Ohne eine Änderung der Bundesverfassung wird es nie zum Paradigmenwechsel vom Amtsgeheimnis zur Informationsfreiheit kommen. Selbst wenn ÖVP und Grüne im Bund an der Abschaffung des Amtsgeheimnisses scheitern, wird sich in Wien einiges tun: Behörden müssen Bürgern künftig schon nach vier statt (bisher) acht Wochen Antworten auf Auskunftsbegehren geben, und es kommt ein Recht auf Auskünfte in schriftlicher und maschinenlesbarer Form.
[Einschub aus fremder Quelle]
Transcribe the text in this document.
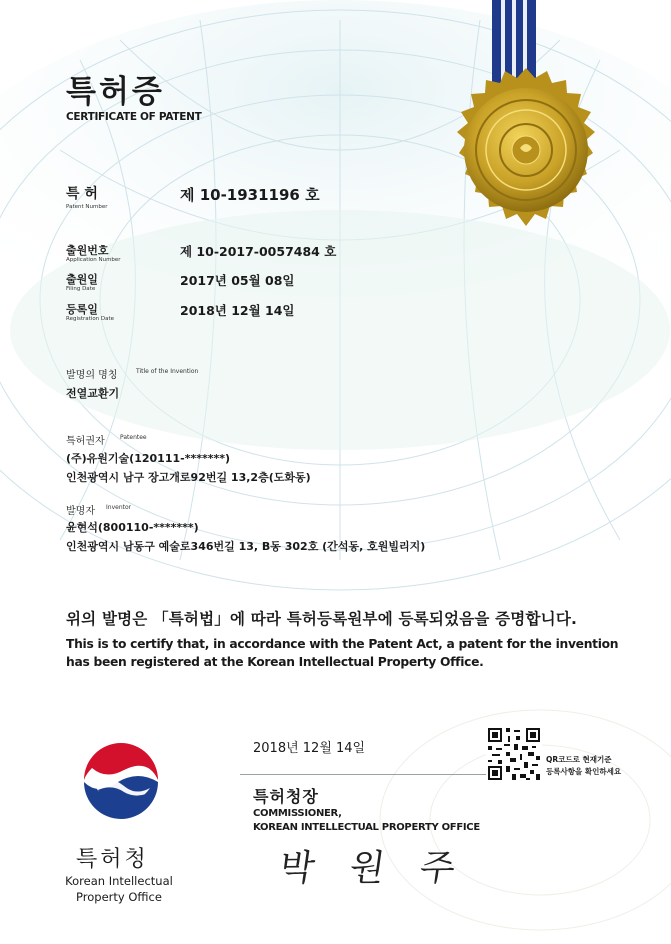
특허증
CERTIFICATE OF PATENT
특 허
Patent Number
제 10-1931196 호
출원번호
Application Number
제 10-2017-0057484 호
출원일
Filing Date
2017년 05월 08일
등록일
Registration Date
2018년 12월 14일
발명의 명칭	Title of the Invention
전열교환기
특허권자	Patentee
(주)유원기술(120111-*******)
인천광역시 남구 장고개로92번길 13,2층(도화동)
발명자 Inventor
윤현석(800110-*******)
인천광역시 남동구 예술로346번길 13, B동 302호 (간석동, 호원빌리지)
위의 발명은 「특허법」에 따라 특허등록원부에 등록되었음을 증명합니다.
This is to certify that, in accordance with the Patent Act, a patent for the invention
has been registered at the Korean Intellectual Property Office.
특허청
Korean Intellectual
Property Office
2018년 12월 14일
특허청장
COMMISSIONER,
KOREAN INTELLECTUAL PROPERTY OFFICE
박 원 주
QR코드로 현재기준
등록사항을 확인하세요
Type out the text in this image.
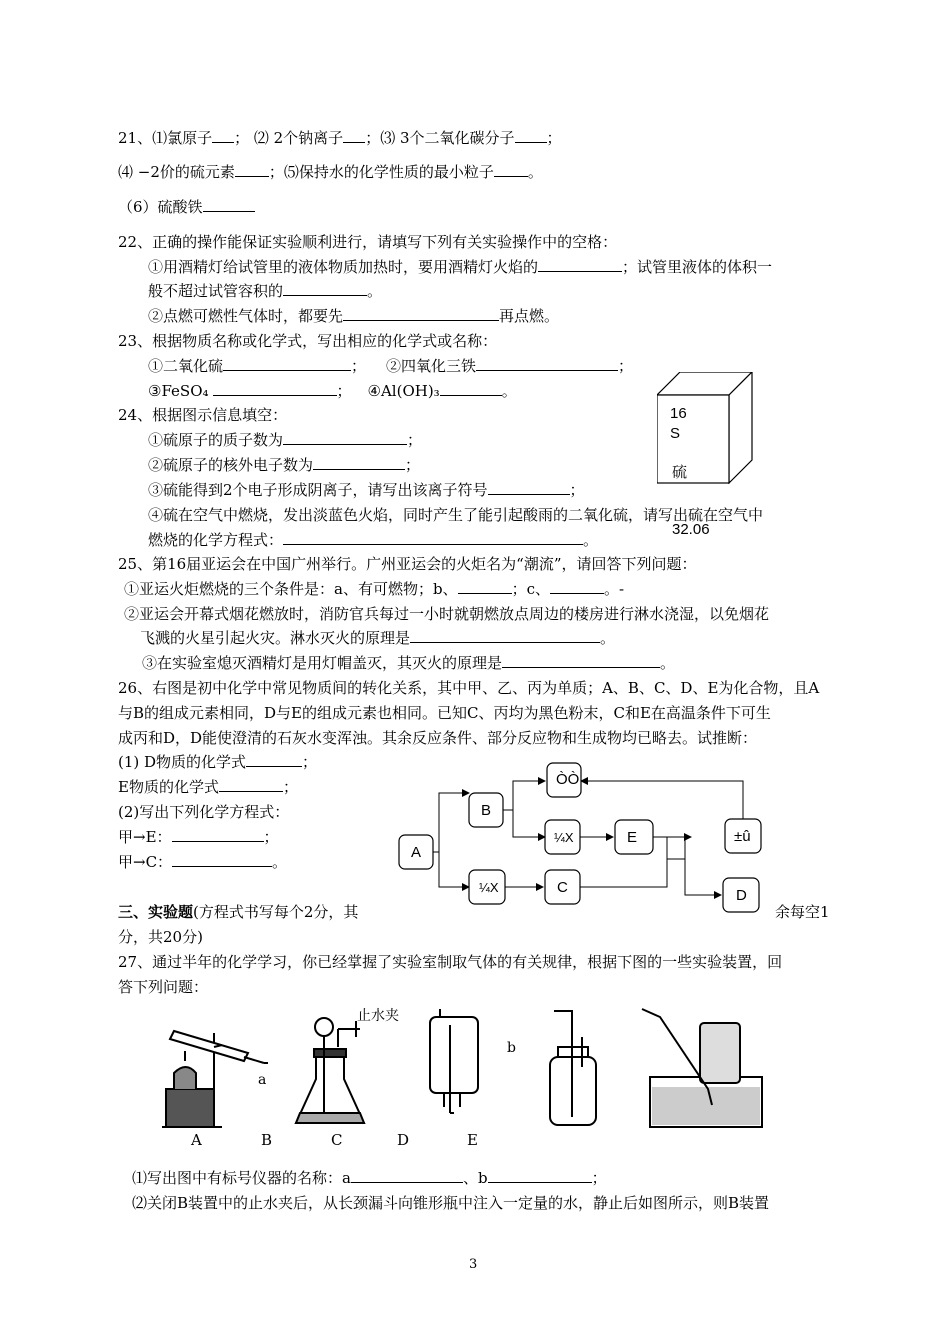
21、⑴氯原子 ； ⑵ 2个钠离子 ；⑶ 3个二氧化碳分子 ；
⑷ −2价的硫元素 ；⑸保持水的化学性质的最小粒子 。
（6）硫酸铁
22、正确的操作能保证实验顺利进行，请填写下列有关实验操作中的空格：
①用酒精灯给试管里的液体物质加热时，要用酒精灯火焰的	；试管里液体的体积一
般不超过试管容积的	。
②点燃可燃性气体时，都要先	再点燃。
23、根据物质名称或化学式，写出相应的化学式或名称：
①二氧化硫	； ②四氧化三铁	；
③FeSO₄	； ④Al(OH)₃	。
16
S
硫
24、根据图示信息填空：
①硫原子的质子数为	；
②硫原子的核外电子数为	；
③硫能得到2个电子形成阴离子，请写出该离子符号	；
④硫在空气中燃烧，发出淡蓝色火焰，同时产生了能引起酸雨的二氧化硫，请写出硫在空气中
32.06
燃烧的化学方程式：	。
25、第16届亚运会在中国广州举行。广州亚运会的火炬名为“潮流”，请回答下列问题：
①亚运火炬燃烧的三个条件是：a、有可燃物；b、	；c、	。-
②亚运会开幕式烟花燃放时，消防官兵每过一小时就朝燃放点周边的楼房进行淋水浇湿，以免烟花
飞溅的火星引起火灾。淋水灭火的原理是	。
③在实验室熄灭酒精灯是用灯帽盖灭，其灭火的原理是	。
26、右图是初中化学中常见物质间的转化关系，其中甲、乙、丙为单质；A、B、C、D、E为化合物，且A
与B的组成元素相同，D与E的组成元素也相同。已知C、丙均为黑色粉末，C和E在高温条件下可生
成丙和D，D能使澄清的石灰水变浑浊。其余反应条件、部分反应物和生成物均已略去。试推断：
(1) D物质的化学式	；
E物质的化学式	；
(2)写出下列化学方程式：
甲→E：	；
甲→C：	。
A
B
ÒÒ
¼X	E	±û
¼X	C	D
三、实验题(方程式书写每个2分，其	余每空1
分，共20分)
27、通过半年的化学学习，你已经掌握了实验室制取气体的有关规律，根据下图的一些实验装置，回
答下列问题：
止水夹
a
b
A	B	C	D	E
⑴写出图中有标号仪器的名称：a	、b	；
⑵关闭B装置中的止水夹后，从长颈漏斗向锥形瓶中注入一定量的水，静止后如图所示，则B装置
3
Um den Weg hin zur Informationsfreiheit zu begleiten und Bürgerrechte zu stärken, wird es in Wien einen Informationsfreiheitsbeauftragten geben. Die parlamentarische Kontrolle wird unter anderem durch die Ausweitung des Fragerechts auf Unternehmen der Stadt ausgeweitet.
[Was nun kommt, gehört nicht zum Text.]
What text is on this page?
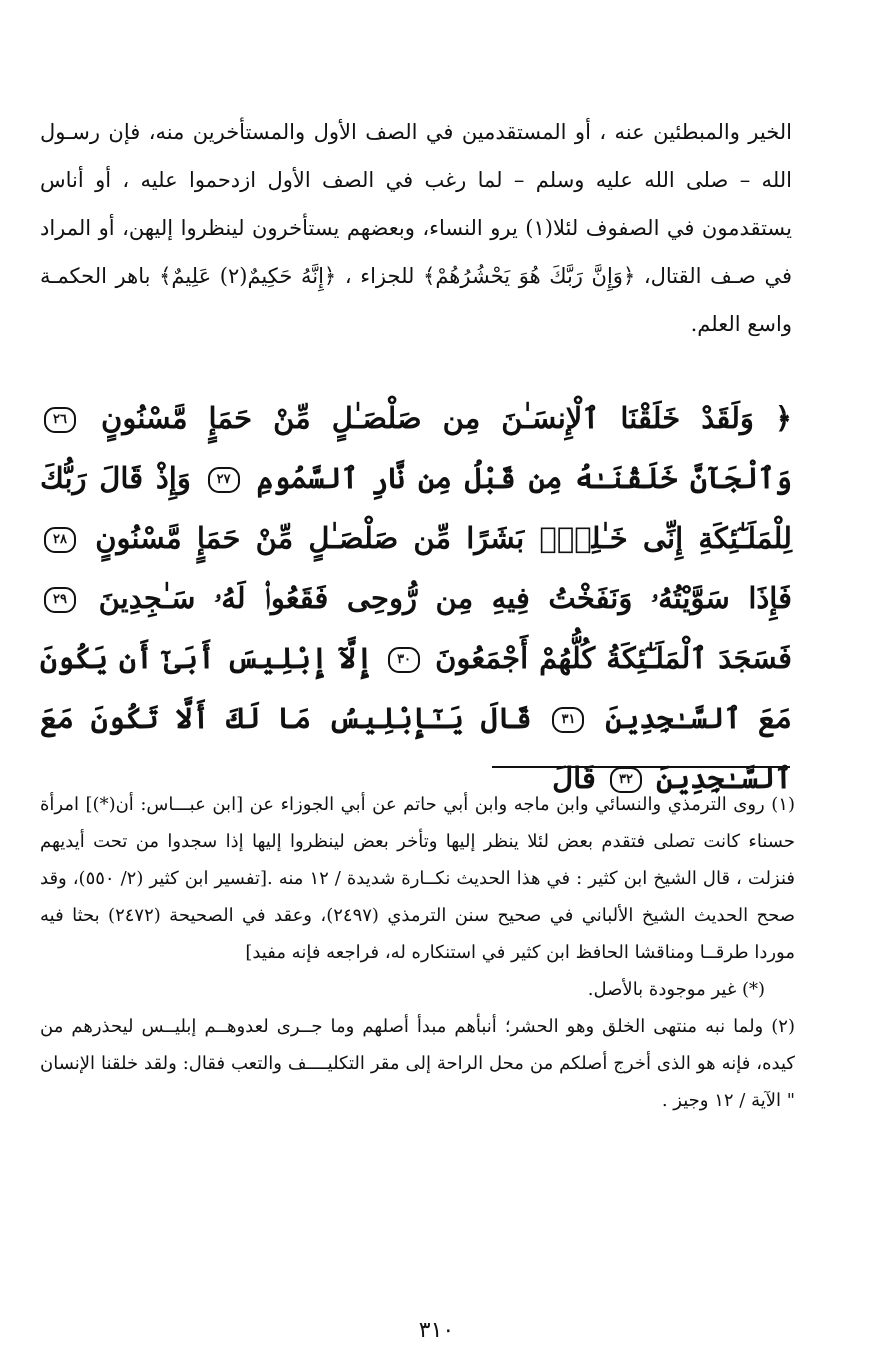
الخير والمبطئين عنه ، أو المستقدمين في الصف الأول والمستأخرين منه، فإن رسـول الله – صلى الله عليه وسلم – لما رغب في الصف الأول ازدحموا عليه ، أو أناس يستقدمون في الصفوف لئلا(١) يرو النساء، وبعضهم يستأخرون لينظروا إليهن، أو المراد في صـف القتال، ﴿وَإِنَّ رَبَّكَ هُوَ يَحْشُرُهُمْ﴾ للجزاء ، ﴿إِنَّهُ حَكِيمٌ(٢) عَلِيمٌ﴾ باهر الحكمـة واسع العلم.

﴿ وَلَقَدْ خَلَقْنَا ٱلْإِنسَـٰنَ مِن صَلْصَـٰلٍ مِّنْ حَمَإٍ مَّسْنُونٍ ٢٦ وَٱلْجَآنَّ خَلَقْنَـٰهُ مِن قَبْلُ مِن نَّارِ ٱلسَّمُومِ ٢٧ وَإِذْ قَالَ رَبُّكَ لِلْمَلَـٰٓئِكَةِ إِنِّى خَـٰلِقٌۢ بَشَرًا مِّن صَلْصَـٰلٍ مِّنْ حَمَإٍ مَّسْنُونٍ ٢٨ فَإِذَا سَوَّيْتُهُۥ وَنَفَخْتُ فِيهِ مِن رُّوحِى فَقَعُوا۟ لَهُۥ سَـٰجِدِينَ ٢٩ فَسَجَدَ ٱلْمَلَـٰٓئِكَةُ كُلُّهُمْ أَجْمَعُونَ ٣٠ إِلَّآ إِبْلِيسَ أَبَىٰٓ أَن يَكُونَ مَعَ ٱلسَّـٰجِدِينَ ٣١ قَالَ يَـٰٓإِبْلِيسُ مَا لَكَ أَلَّا تَكُونَ مَعَ ٱلسَّـٰجِدِينَ ٣٢ قَالَ

(١) روى الترمذي والنسائي وابن ماجه وابن أبي حاتم عن أبي الجوزاء عن [ابن عبـــاس: أن(*)] امرأة حسناء كانت تصلى فتقدم بعض لئلا ينظر إليها وتأخر بعض لينظروا إليها إذا سجدوا من تحت أيديهم فنزلت ، قال الشيخ ابن كثير : في هذا الحديث نكــارة شديدة / ١٢ منه .[تفسير ابن كثير (٢/ ٥٥٠)، وقد صحح الحديث الشيخ الألباني في صحيح سنن الترمذي (٢٤٩٧)، وعقد في الصحيحة (٢٤٧٢) بحثا فيه موردا طرقــا ومناقشا الحافظ ابن كثير في استنكاره له، فراجعه فإنه مفيد]

(*) غير موجودة بالأصل.

(٢) ولما نبه منتهى الخلق وهو الحشر؛ أنبأهم مبدأ أصلهم وما جــرى لعدوهــم إبليــس ليحذرهم من كيده، فإنه هو الذى أخرج أصلكم من محل الراحة إلى مقر التكليــــف والتعب فقال: ولقد خلقنا الإنسان " الآية / ١٢ وجيز .

٣١٠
Auch bei der Rechnungshof-Kontrolle der Parteifinanzen hat sich die Bundesregierung einiges vorgenommen, aber bislang nichts auf den Weg gebracht. Auch hier geht Wien mutig voran: Landesparteien, Klubs und Akademien werden künftig durch den Stadtrechnungshof auf die widmungsgemäße Verwendung der Fördermittel geprüft - mit empfindlichen Strafen, falls sie sich der Prüfung entziehen.
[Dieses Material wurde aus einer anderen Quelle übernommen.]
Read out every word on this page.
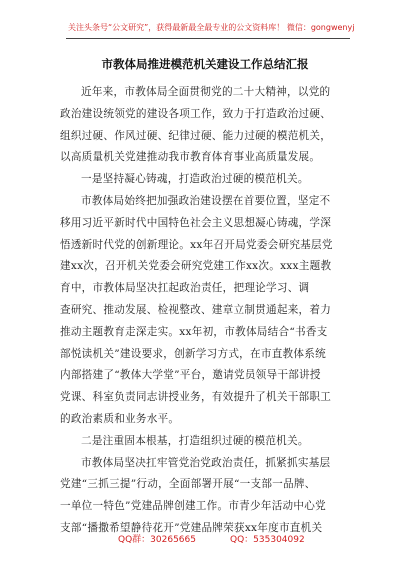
关注头条号“公文研究”，获得最新最全最专业的公文资料库！ 微信：gongwenyj
市教体局推进模范机关建设工作总结汇报
近年来，市教体局全面贯彻党的二十大精神，以党的
政治建设统领党的建设各项工作，致力于打造政治过硬、
组织过硬、作风过硬、纪律过硬、能力过硬的模范机关，
以高质量机关党建推动我市教育体育事业高质量发展。
一是坚持凝心铸魂，打造政治过硬的模范机关。
市教体局始终把加强政治建设摆在首要位置，坚定不
移用习近平新时代中国特色社会主义思想凝心铸魂，学深
悟透新时代党的创新理论。xx年召开局党委会研究基层党
建xx次，召开机关党委会研究党建工作xx次。xxx主题教
育中，市教体局坚决扛起政治责任，把理论学习、调
查研究、推动发展、检视整改、建章立制贯通起来，着力
推动主题教育走深走实。xx年初，市教体局结合“书香支
部悦读机关”建设要求，创新学习方式，在市直教体系统
内部搭建了“教体大学堂”平台，邀请党员领导干部讲授
党课、科室负责同志讲授业务，有效提升了机关干部职工
的政治素质和业务水平。
二是注重固本根基，打造组织过硬的模范机关。
市教体局坚决扛牢管党治党政治责任，抓紧抓实基层
党建“三抓三提”行动，全面部署开展“一支部一品牌、
一单位一特色”党建品牌创建工作。市青少年活动中心党
支部“播撒希望静待花开”党建品牌荣获xx年度市直机关
QQ群：30265665	QQ：535304092
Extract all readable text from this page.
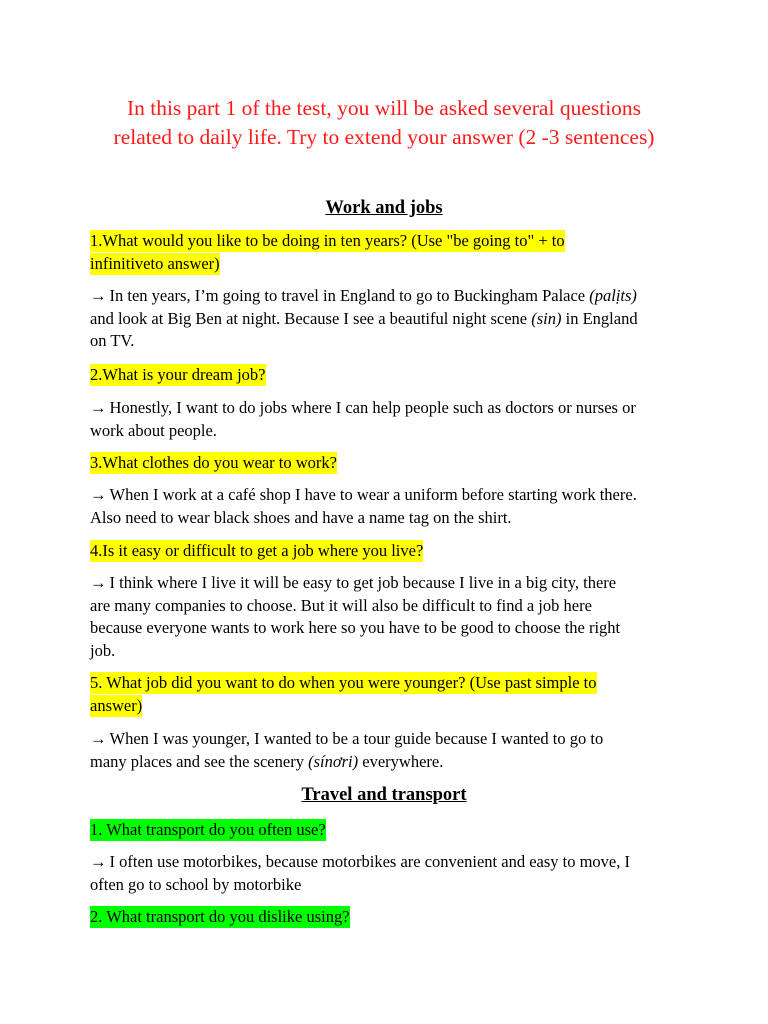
In this part 1 of the test, you will be asked several questions
related to daily life. Try to extend your answer (2 -3 sentences)
Work and jobs
1.What would you like to be doing in ten years? (Use "be going to" + to
infinitiveto answer)

→ In ten years, I’m going to travel in England to go to Buckingham Palace (palịts)

and look at Big Ben at night. Because I see a beautiful night scene (sin) in England

on TV.

2.What is your dream job?

→ Honestly, I want to do jobs where I can help people such as doctors or nurses or

work about people.

3.What clothes do you wear to work?

→ When I work at a café shop I have to wear a uniform before starting work there.

Also need to wear black shoes and have a name tag on the shirt.

4.Is it easy or difficult to get a job where you live?

→ I think where I live it will be easy to get job because I live in a big city, there

are many companies to choose. But it will also be difficult to find a job here

because everyone wants to work here so you have to be good to choose the right

job.

5. What job did you want to do when you were younger? (Use past simple to
answer)

→ When I was younger, I wanted to be a tour guide because I wanted to go to

many places and see the scenery (sínơri) everywhere.

Travel and transport
1. What transport do you often use?

→ I often use motorbikes, because motorbikes are convenient and easy to move, I

often go to school by motorbike

2. What transport do you dislike using?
Die Menschenrechte begreifen Informationsfreiheit als Voraussetzung für die Ausübung der freien Meinungsäußerung. Es geht hier aber nicht nur um eine mitunter akademisch anmutende Diskussion über Informationsrechte als Menschenrechte. Aufgrund der Folgen der Corona-Pandemie steuern wir auf wirtschaftlich schwierige und damit wohl auch politisch höchst turbulente Zeiten zu. Die neue Wiener Regierung geht davon aus, dass mehr Transparenz auch mehr Vertrauen in die Institutionen der Stadt schafft. Das sichert letztlich die politische Stabilität in unserer Stadt, ein Gut, dem gerade in diesen stürmischen Zeiten hohe Bedeutung zukommt.